До позднего часа в комнате редакции «Силуэтов», помещавшейся в одной и одесских гостиниц на Дерибасовской улице, можно было видеть в зеленом свете абажура склонившегося над рукописями Бабеля, который и тут старался довести и свою и чужую строку до возможного совершенства. Рядом с ним близоруко щурился Стах, человек добрый и внимательный к литературной молодежи. Чаще всего на ходу делал свое дело пылкий и неусидчивый Золотарев. Уместно, кстати, заметить, что Золотарев один из первых предвидел серьезную литературную будущность Эдуарда Багрицкого, в тех же «Силуэтах» печатались его меткие и содержательные критические этюды о Багрицком. В журнале встречались имена известных московских писателей и поэтов, а рядом с ними печатались Семен Кирсанов, Лев Славин, Семен Гехт, Алексей Югов, Осип Колычев, Татьяна Тэсс, Юрий Олеша, Олендер и, конечно, Багрицкий. Тут же покоилась и колыбель моей литературной деятельности.
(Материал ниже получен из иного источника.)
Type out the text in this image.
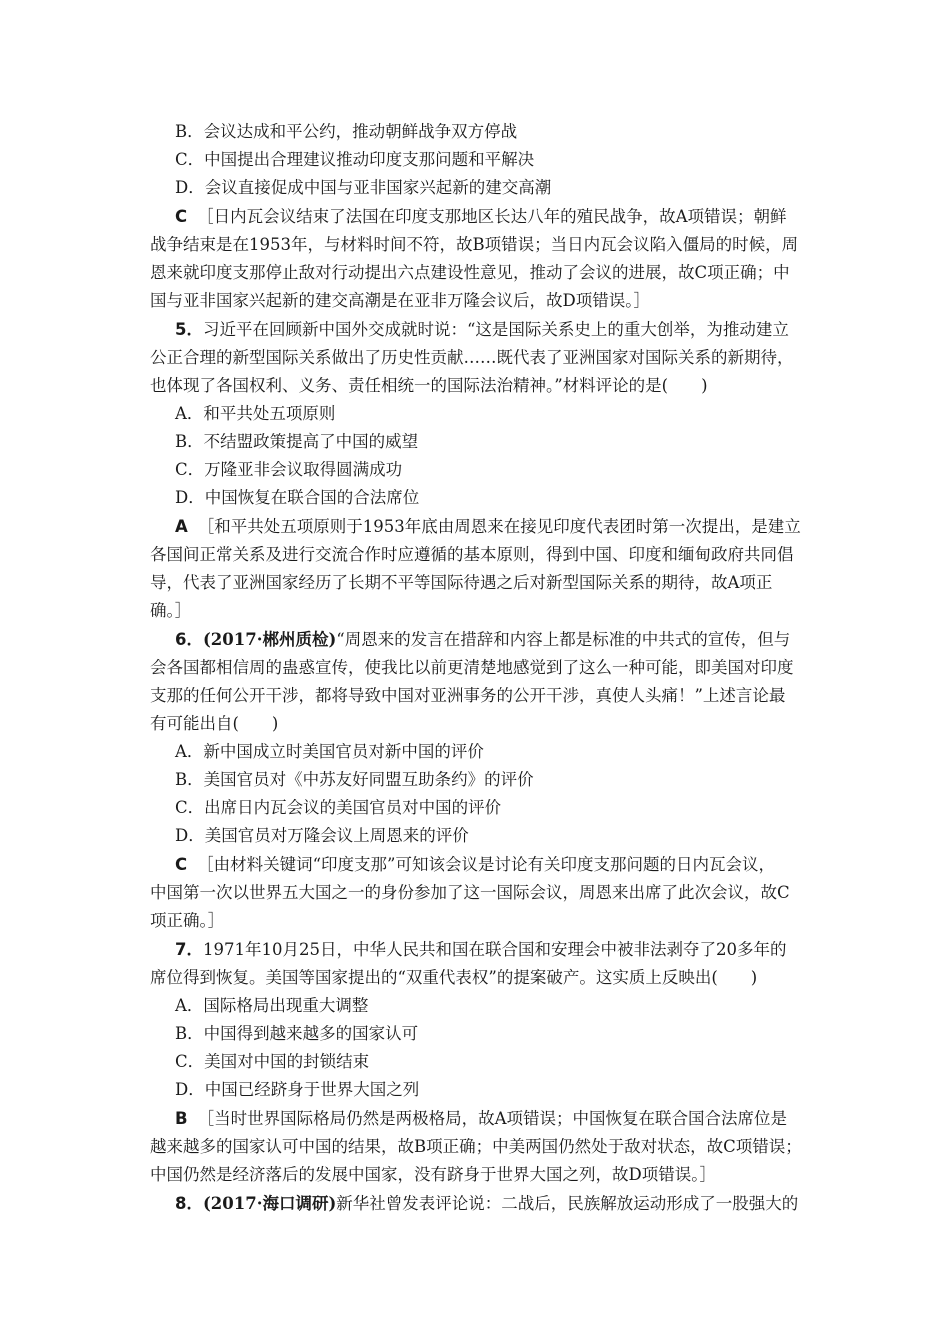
B．会议达成和平公约，推动朝鲜战争双方停战
C．中国提出合理建议推动印度支那问题和平解决
D．会议直接促成中国与亚非国家兴起新的建交高潮
C ［日内瓦会议结束了法国在印度支那地区长达八年的殖民战争，故A项错误；朝鲜
战争结束是在1953年，与材料时间不符，故B项错误；当日内瓦会议陷入僵局的时候，周
恩来就印度支那停止敌对行动提出六点建设性意见，推动了会议的进展，故C项正确；中
国与亚非国家兴起新的建交高潮是在亚非万隆会议后，故D项错误。］
5．习近平在回顾新中国外交成就时说：“这是国际关系史上的重大创举，为推动建立
公正合理的新型国际关系做出了历史性贡献……既代表了亚洲国家对国际关系的新期待，
也体现了各国权利、义务、责任相统一的国际法治精神。”材料评论的是(　　)
A．和平共处五项原则
B．不结盟政策提高了中国的威望
C．万隆亚非会议取得圆满成功
D．中国恢复在联合国的合法席位
A ［和平共处五项原则于1953年底由周恩来在接见印度代表团时第一次提出，是建立
各国间正常关系及进行交流合作时应遵循的基本原则，得到中国、印度和缅甸政府共同倡
导，代表了亚洲国家经历了长期不平等国际待遇之后对新型国际关系的期待，故A项正
确。］
6．(2017·郴州质检)“周恩来的发言在措辞和内容上都是标准的中共式的宣传，但与
会各国都相信周的蛊惑宣传，使我比以前更清楚地感觉到了这么一种可能，即美国对印度
支那的任何公开干涉，都将导致中国对亚洲事务的公开干涉，真使人头痛！”上述言论最
有可能出自(　　)
A．新中国成立时美国官员对新中国的评价
B．美国官员对《中苏友好同盟互助条约》的评价
C．出席日内瓦会议的美国官员对中国的评价
D．美国官员对万隆会议上周恩来的评价
C ［由材料关键词“印度支那”可知该会议是讨论有关印度支那问题的日内瓦会议，
中国第一次以世界五大国之一的身份参加了这一国际会议，周恩来出席了此次会议，故C
项正确。］
7．1971年10月25日，中华人民共和国在联合国和安理会中被非法剥夺了20多年的
席位得到恢复。美国等国家提出的“双重代表权”的提案破产。这实质上反映出(　　)
A．国际格局出现重大调整
B．中国得到越来越多的国家认可
C．美国对中国的封锁结束
D．中国已经跻身于世界大国之列
B ［当时世界国际格局仍然是两极格局，故A项错误；中国恢复在联合国合法席位是
越来越多的国家认可中国的结果，故B项正确；中美两国仍然处于敌对状态，故C项错误；
中国仍然是经济落后的发展中国家，没有跻身于世界大国之列，故D项错误。］
8．(2017·海口调研)新华社曾发表评论说：二战后，民族解放运动形成了一股强大的
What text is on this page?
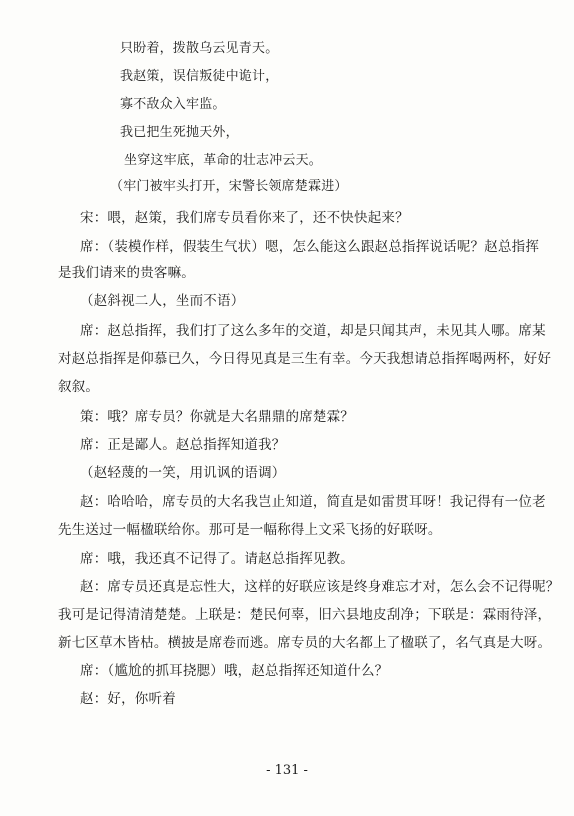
只盼着，拨散乌云见青天。
我赵策，误信叛徒中诡计，
寡不敌众入牢监。
我已把生死抛天外，
坐穿这牢底，革命的壮志冲云天。
（牢门被牢头打开，宋警长领席楚霖进）
宋：喂，赵策，我们席专员看你来了，还不快快起来？
席：（装模作样，假装生气状）嗯，怎么能这么跟赵总指挥说话呢？赵总指挥
是我们请来的贵客嘛。
（赵斜视二人，坐而不语）
席：赵总指挥，我们打了这么多年的交道，却是只闻其声，未见其人哪。席某
对赵总指挥是仰慕已久，今日得见真是三生有幸。今天我想请总指挥喝两杯，好好
叙叙。
策：哦？席专员？你就是大名鼎鼎的席楚霖？
席：正是鄙人。赵总指挥知道我？
（赵轻蔑的一笑，用讥讽的语调）
赵：哈哈哈，席专员的大名我岂止知道，简直是如雷贯耳呀！我记得有一位老
先生送过一幅楹联给你。那可是一幅称得上文采飞扬的好联呀。
席：哦，我还真不记得了。请赵总指挥见教。
赵：席专员还真是忘性大，这样的好联应该是终身难忘才对，怎么会不记得呢？
我可是记得清清楚楚。上联是：楚民何辜，旧六县地皮刮净；下联是：霖雨待泽，
新七区草木皆枯。横披是席卷而逃。席专员的大名都上了楹联了，名气真是大呀。
席：（尴尬的抓耳挠腮）哦，赵总指挥还知道什么？
赵：好，你听着
- 131 -
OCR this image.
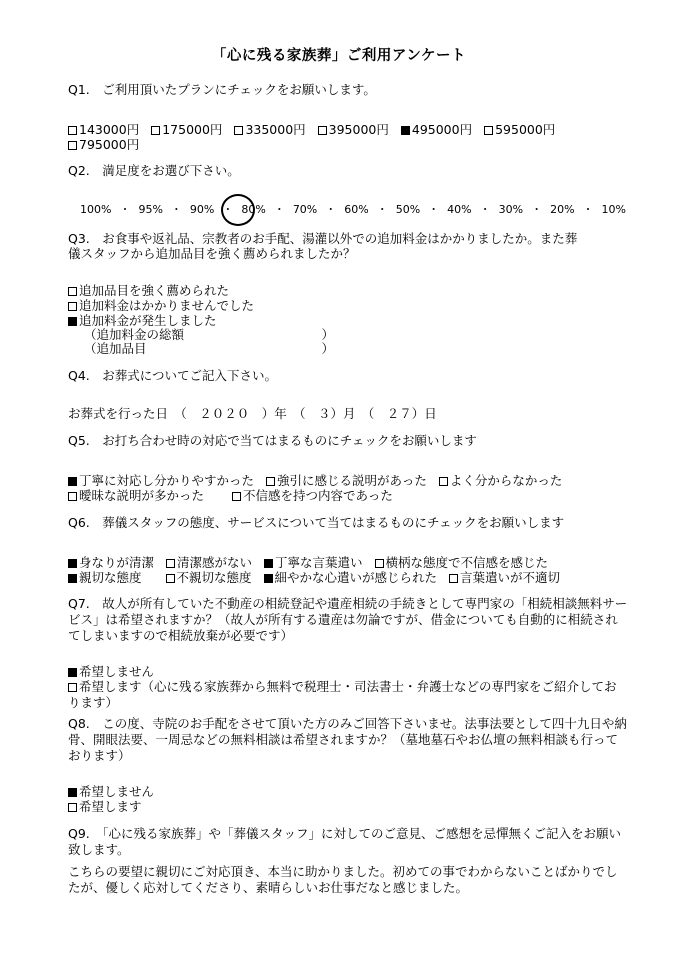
「心に残る家族葬」ご利用アンケート
Q1.　ご利用頂いたプランにチェックをお願いします。
143000円 175000円 335000円 395000円 495000円 595000円
795000円
Q2.　満足度をお選び下さい。
100% ・ 95% ・ 90% ・ 80% ・ 70% ・ 60% ・ 50% ・ 40% ・ 30% ・ 20% ・ 10%
Q3.　お食事や返礼品、宗教者のお手配、湯灌以外での追加料金はかかりましたか。また葬
儀スタッフから追加品目を強く薦められましたか？
追加品目を強く薦められた
追加料金はかかりませんでした
追加料金が発生しました
（追加料金の総額　　　　　　　　　　　）
（追加品目　　　　　　　　　　　　　　）
Q4.　お葬式についてご記入下さい。
お葬式を行った日　（　２０２０　）年　（　３）月　（　２７）日
Q5.　お打ち合わせ時の対応で当てはまるものにチェックをお願いします
丁寧に対応し分かりやすかった 強引に感じる説明があった よく分からなかった
曖昧な説明が多かった	不信感を持つ内容であった
Q6.　葬儀スタッフの態度、サービスについて当てはまるものにチェックをお願いします
身なりが清潔 清潔感がない 丁寧な言葉遣い 横柄な態度で不信感を感じた
親切な態度	不親切な態度 細やかな心遣いが感じられた 言葉遣いが不適切
Q7.　故人が所有していた不動産の相続登記や遺産相続の手続きとして専門家の「相続相談無料サービス」は希望されますか？（故人が所有する遺産は勿論ですが、借金についても自動的に相続されてしまいますので相続放棄が必要です）
希望しません
希望します（心に残る家族葬から無料で税理士・司法書士・弁護士などの専門家をご紹介しております）
Q8.　この度、寺院のお手配をさせて頂いた方のみご回答下さいませ。法事法要として四十九日や納骨、開眼法要、一周忌などの無料相談は希望されますか？（墓地墓石やお仏壇の無料相談も行っております）
希望しません
希望します
Q9.　「心に残る家族葬」や「葬儀スタッフ」に対してのご意見、ご感想を忌憚無くご記入をお願い致します。
こちらの要望に親切にご対応頂き、本当に助かりました。初めての事でわからないことばかりでしたが、優しく応対してくださり、素晴らしいお仕事だなと感じました。
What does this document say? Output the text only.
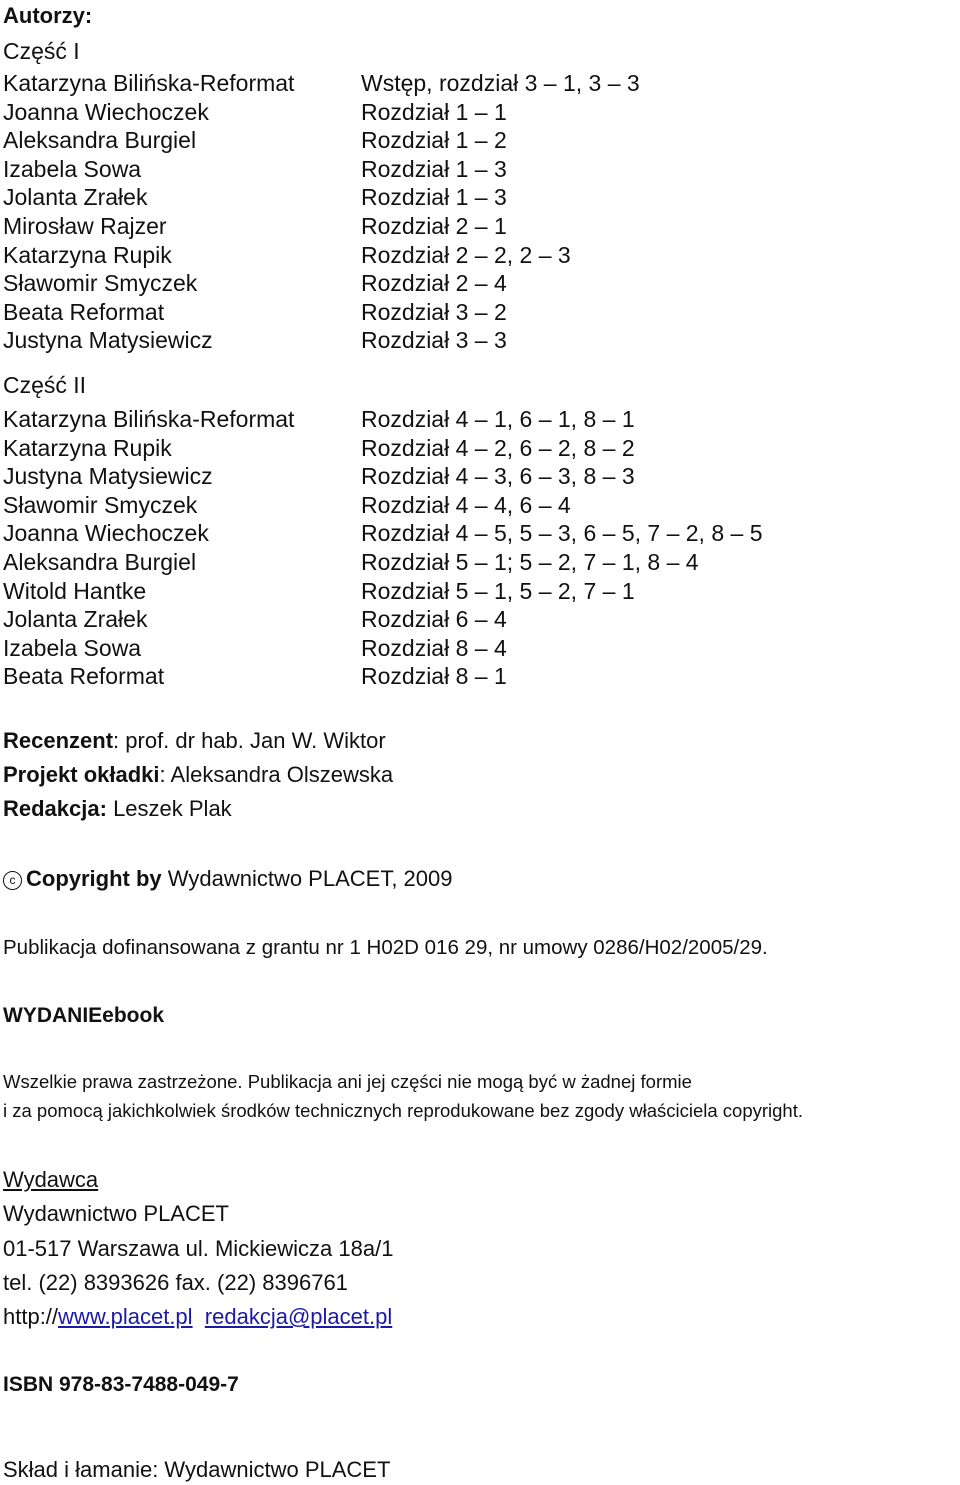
Autorzy:
Część I
Katarzyna Bilińska-Reformat	Wstęp, rozdział 3 – 1, 3 – 3
Joanna Wiechoczek	Rozdział 1 – 1
Aleksandra Burgiel	Rozdział 1 – 2
Izabela Sowa	Rozdział 1 – 3
Jolanta Zrałek	Rozdział 1 – 3
Mirosław Rajzer	Rozdział 2 – 1
Katarzyna Rupik	Rozdział 2 – 2, 2 – 3
Sławomir Smyczek	Rozdział 2 – 4
Beata Reformat	Rozdział 3 – 2
Justyna Matysiewicz	Rozdział 3 – 3
Część II
Katarzyna Bilińska-Reformat	Rozdział 4 – 1, 6 – 1, 8 – 1
Katarzyna Rupik	Rozdział 4 – 2, 6 – 2, 8 – 2
Justyna Matysiewicz	Rozdział 4 – 3, 6 – 3, 8 – 3
Sławomir Smyczek	Rozdział 4 – 4, 6 – 4
Joanna Wiechoczek	Rozdział 4 – 5, 5 – 3, 6 – 5, 7 – 2, 8 – 5
Aleksandra Burgiel	Rozdział 5 – 1; 5 – 2, 7 – 1, 8 – 4
Witold Hantke	Rozdział 5 – 1, 5 – 2, 7 – 1
Jolanta Zrałek	Rozdział 6 – 4
Izabela Sowa	Rozdział 8 – 4
Beata Reformat	Rozdział 8 – 1
Recenzent: prof. dr hab. Jan W. Wiktor
Projekt okładki: Aleksandra Olszewska
Redakcja: Leszek Plak
c Copyright by Wydawnictwo PLACET, 2009
Publikacja dofinansowana z grantu nr 1 H02D 016 29, nr umowy 0286/H02/2005/29.
WYDANIEebook
Wszelkie prawa zastrzeżone. Publikacja ani jej części nie mogą być w żadnej formie
i za pomocą jakichkolwiek środków technicznych reprodukowane bez zgody właściciela copyright.
Wydawca
Wydawnictwo PLACET
01-517 Warszawa ul. Mickiewicza 18a/1
tel. (22) 8393626 fax. (22) 8396761
http://www.placet.pl redakcja@placet.pl
ISBN 978-83-7488-049-7
Skład i łamanie: Wydawnictwo PLACET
Период глубокомысленных или экстатических предвидений остался позади. Мое первое, сравнительно крупное стихотворное произведение «Наливное яблоко» вылилось иначе, и оно появилось в журнале на переломе двадцать второго — двадцать третьего годов среди мокрой одесской зимы — с одобрения Бабеля. К счастью, о моей величавой прозе, предшествующей первым циклам стихотворений, Бабель так и не узнал, а некоторые строфы из «Наливного яблока» скрывать незачем, Исааку Эммануиловичу явно нравились:
Ходит океан и брызжет пеной.
Вспыхивают печи, как червонцы,
И по-прежнему красой нетленной
Дождь проносится и светит солнце.
Птицею скрываясь в мире этом,
Полюбил его сердечный отрок, —
И душа поблескивала светом, —
Как вода, качаемая в ведрах…
. . . . . . . . . . . . . . .
Малой мудрости и той довольно,
Чтоб катиться яблоком чудесным.
Было б в мире ясно и привольно,
Да не тяготиться б словом честным.
Правда, при словах «птицею скрываясь в мире этом» Исаак Эммануилович вытягивал губы и задумывался. Допускаю, что, довольно хорошо зная автора, с которым он имел дело, редактор с трудом соглашался с его поэтической фантазией. И в самом деле, не сразу можно было привыкнуть к меняющемуся облику молодого человека, сочетавшему откровенное одесское «босячество» с северорусским архангельским образотворчеством. Сложно это, сложно! К тому же в этот период времени, — я знал это с его же слов, — Бабель и сам слегка изменил своей давней любви к библейским ветхозаветным легендам и притчам ради увлечения мотивами нарождающихся «Одесских рассказов». Такое настроение ума, вероятно, не способствовало симпатии к чрезмерной чувствительности и мифологичности. Но главное не в этом. Главное в том, что понял я значительно позже, в одну из наших последних встреч — тогда, когда я и сам перестал печатать стихи и, приучаясь обозревать будни действительности, стал помышлять о прозе. К этому идет дело.
Много начислилось лет. Многое приключилось. Я упомяну только о том, что и сейчас одна из самых дорогих реликвий среди моих бумаг — это две небольшие записки Бабеля, написанные им в 1923 году и адресованные одна Михаилу Кольцову, другая Владимиру Нарбуту, его московским друзьям.